I'm aware that $\lim_{n \to \infty} \sqrt[n]{a_1 a_2 \dotsm a_n} = a$, as shown by If $(x_n) \to x$ then $(\sqrt[n]{x_1x_2\cdots x_n}) \to x$.
My question is, what is $\lim_{n \to \infty} \sqrt[2n]{a_1 a_2 \dotsm a_{2n+1} }$?
Assuming $\lim_{n \to \infty} a_n = a > 0$, I think we have
$$ \displaystyle \begin{align} \lim_{n \to \infty} \sqrt[2n]{a_1 a_2 \dotsm a_{2n+1} } & = \lim_{n \to \infty} \sqrt[2n]{a_1 a_2 \dotsm a_{2n} } \sqrt[2n]{a_{2n+1}} \\ & = a \lim_{n \to \infty} \sqrt[2n]{a_{2n+1}} \end{align} $$
My question then becomes:
- what is $\lim_{n \to \infty} \sqrt[2n]{a_{2n+1}} $?
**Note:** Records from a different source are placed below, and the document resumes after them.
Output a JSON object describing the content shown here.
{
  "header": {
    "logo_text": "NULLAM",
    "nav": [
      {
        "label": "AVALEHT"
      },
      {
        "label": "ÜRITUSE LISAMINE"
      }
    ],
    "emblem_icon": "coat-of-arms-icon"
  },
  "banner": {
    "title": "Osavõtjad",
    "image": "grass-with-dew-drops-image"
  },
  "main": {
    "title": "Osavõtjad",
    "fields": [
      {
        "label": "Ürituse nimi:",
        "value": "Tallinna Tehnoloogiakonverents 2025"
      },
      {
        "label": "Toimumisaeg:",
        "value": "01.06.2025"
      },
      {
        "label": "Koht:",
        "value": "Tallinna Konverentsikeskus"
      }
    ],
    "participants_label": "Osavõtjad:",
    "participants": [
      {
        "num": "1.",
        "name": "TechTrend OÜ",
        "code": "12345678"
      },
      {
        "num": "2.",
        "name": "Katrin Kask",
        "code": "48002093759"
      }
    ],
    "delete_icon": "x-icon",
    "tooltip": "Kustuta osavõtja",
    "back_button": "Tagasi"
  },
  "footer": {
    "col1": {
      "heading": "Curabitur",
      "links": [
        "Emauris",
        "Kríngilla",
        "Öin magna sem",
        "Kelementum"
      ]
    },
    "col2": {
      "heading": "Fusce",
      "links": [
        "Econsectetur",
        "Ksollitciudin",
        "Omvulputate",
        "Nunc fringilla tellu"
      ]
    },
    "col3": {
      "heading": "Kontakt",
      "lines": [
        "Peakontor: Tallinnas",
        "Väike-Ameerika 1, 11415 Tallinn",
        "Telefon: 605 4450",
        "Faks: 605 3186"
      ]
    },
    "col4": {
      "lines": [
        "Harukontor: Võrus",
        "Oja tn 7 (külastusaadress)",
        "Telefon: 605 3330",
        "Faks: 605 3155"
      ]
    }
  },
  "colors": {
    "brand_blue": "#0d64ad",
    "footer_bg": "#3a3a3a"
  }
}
- does $\lim_{n \to \infty} \sqrt[2n]{a_{2n+1}} $ exist?
- if $\lim_{n \to \infty} a_n > 0$, is $\lim_{n \to \infty} \sqrt[2n]{a_{2n+1}} $ simply $1$, because $\lim_{n \to \infty} \sqrt[2n]{a_{2n+1}} = \lim_{n \to \infty} \sqrt[n]{a_n} = 1$ ?